When you pay interest on your mortgage, the IRS may allow you to deduct that amount from your taxable income—lowering what you owe in taxes. This is especially helpful in the early years of your loan when interest makes up a large portion of your payments.
📉 How Much Can You Deduct?
You can deduct interest on up to $750,000 of mortgage debt if you’re filing jointly (or $375,000 if filing separately). If your mortgage started before December 15, 2017, you might be able to deduct interest on up to $1 million in debt.
📋 Itemizing Is Key
To take advantage of this deduction, you’ll need to itemize your deductions using Schedule A on your tax return. If your itemized deductions (including mortgage interest, property taxes, etc.) don’t exceed the standard deduction, it may not be worth itemizing.
🧾 Where to Find the Info
Your lender will send you Form 1098 showing how much mortgage interest you paid.

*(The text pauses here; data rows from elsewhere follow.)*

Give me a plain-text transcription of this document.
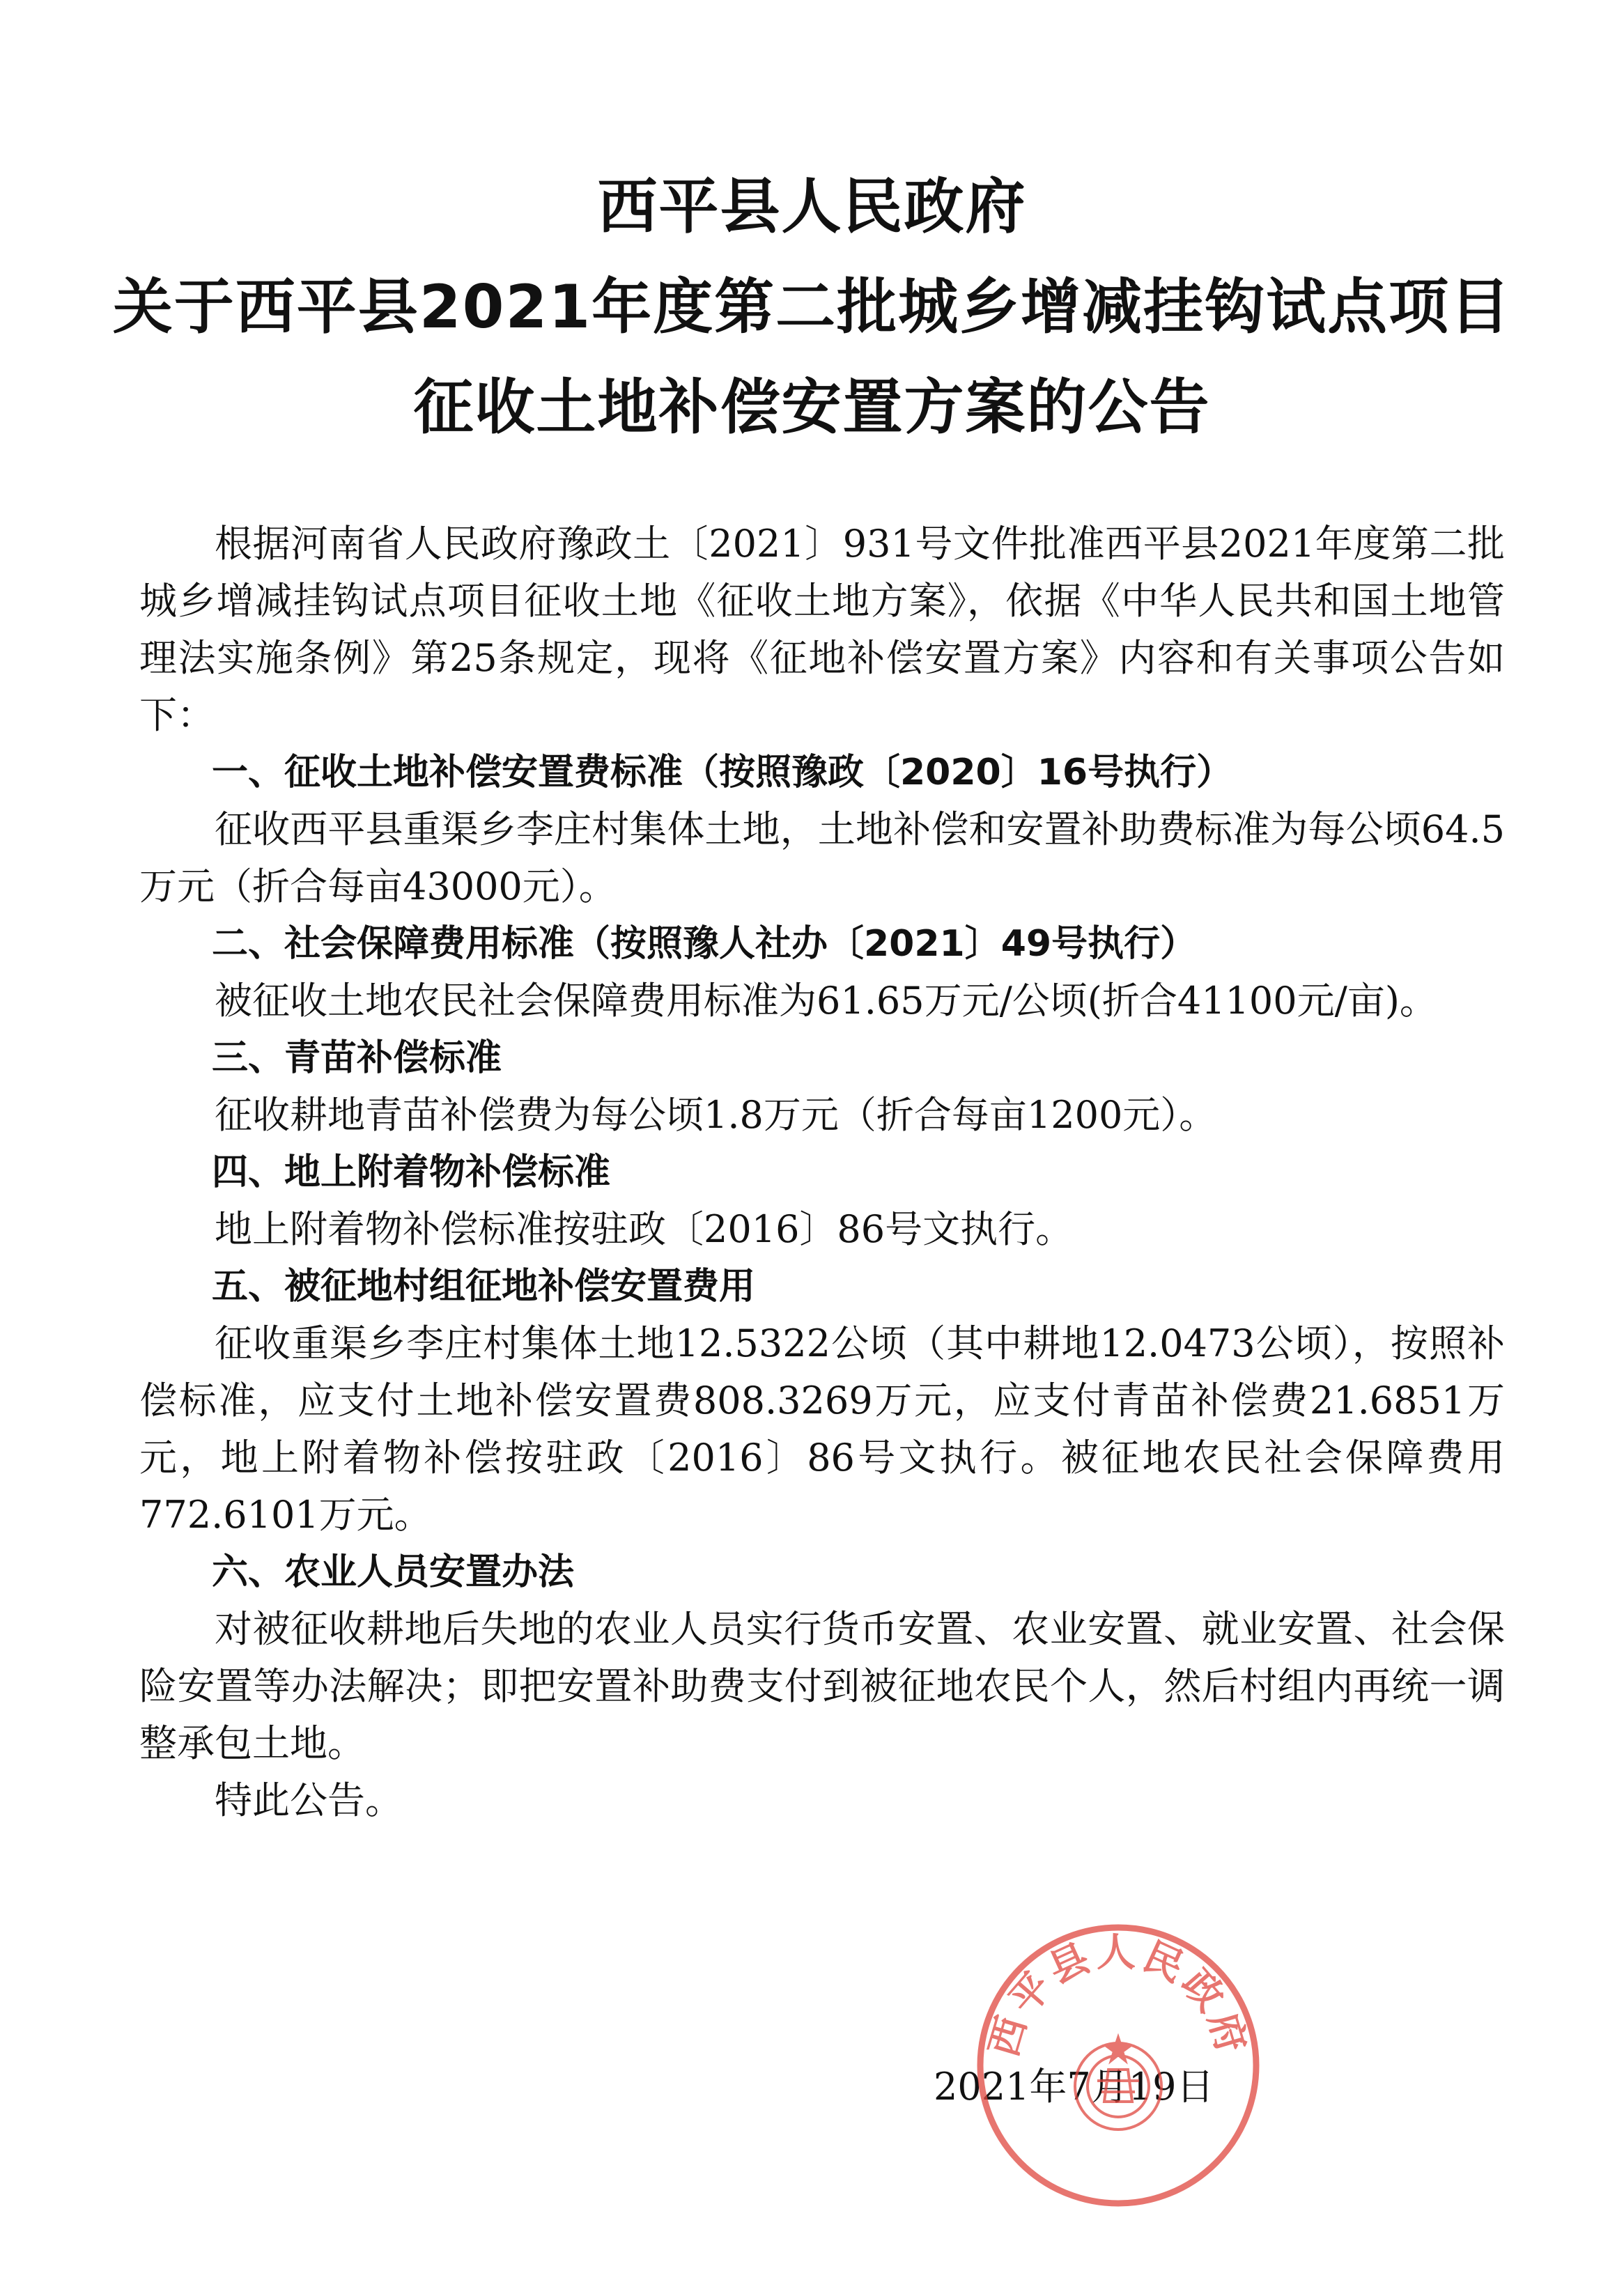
西平县人民政府
关于西平县2021年度第二批城乡增减挂钩试点项目
征收土地补偿安置方案的公告

根据河南省人民政府豫政土〔2021〕931号文件批准西平县2021年度第二批城乡增减挂钩试点项目征收土地《征收土地方案》，依据《中华人民共和国土地管理法实施条例》第25条规定，现将《征地补偿安置方案》内容和有关事项公告如下：

一、征收土地补偿安置费标准（按照豫政〔2020〕16号执行）

征收西平县重渠乡李庄村集体土地，土地补偿和安置补助费标准为每公顷64.5万元（折合每亩43000元）。

二、社会保障费用标准（按照豫人社办〔2021〕49号执行）

被征收土地农民社会保障费用标准为61.65万元/公顷(折合41100元/亩)。

三、青苗补偿标准

征收耕地青苗补偿费为每公顷1.8万元（折合每亩1200元）。

四、地上附着物补偿标准

地上附着物补偿标准按驻政〔2016〕86号文执行。

五、被征地村组征地补偿安置费用

征收重渠乡李庄村集体土地12.5322公顷（其中耕地12.0473公顷），按照补偿标准，应支付土地补偿安置费808.3269万元，应支付青苗补偿费21.6851万元，地上附着物补偿按驻政〔2016〕86号文执行。被征地农民社会保障费用772.6101万元。

六、农业人员安置办法

对被征收耕地后失地的农业人员实行货币安置、农业安置、就业安置、社会保险安置等办法解决；即把安置补助费支付到被征地农民个人，然后村组内再统一调整承包土地。

特此公告。

2021年7月19日
西平县人民政府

Keep this form handy when filing!
💡 Why It Matters
The mortgage interest deduction can significantly reduce your taxable income—especially for new homeowners or those in high-interest loans. It’s one of the most common and useful tax breaks for property owners.

✅ Tip: Talk to a tax professional to see if itemizing makes sense for you and to ensure you’re maximizing your deductions!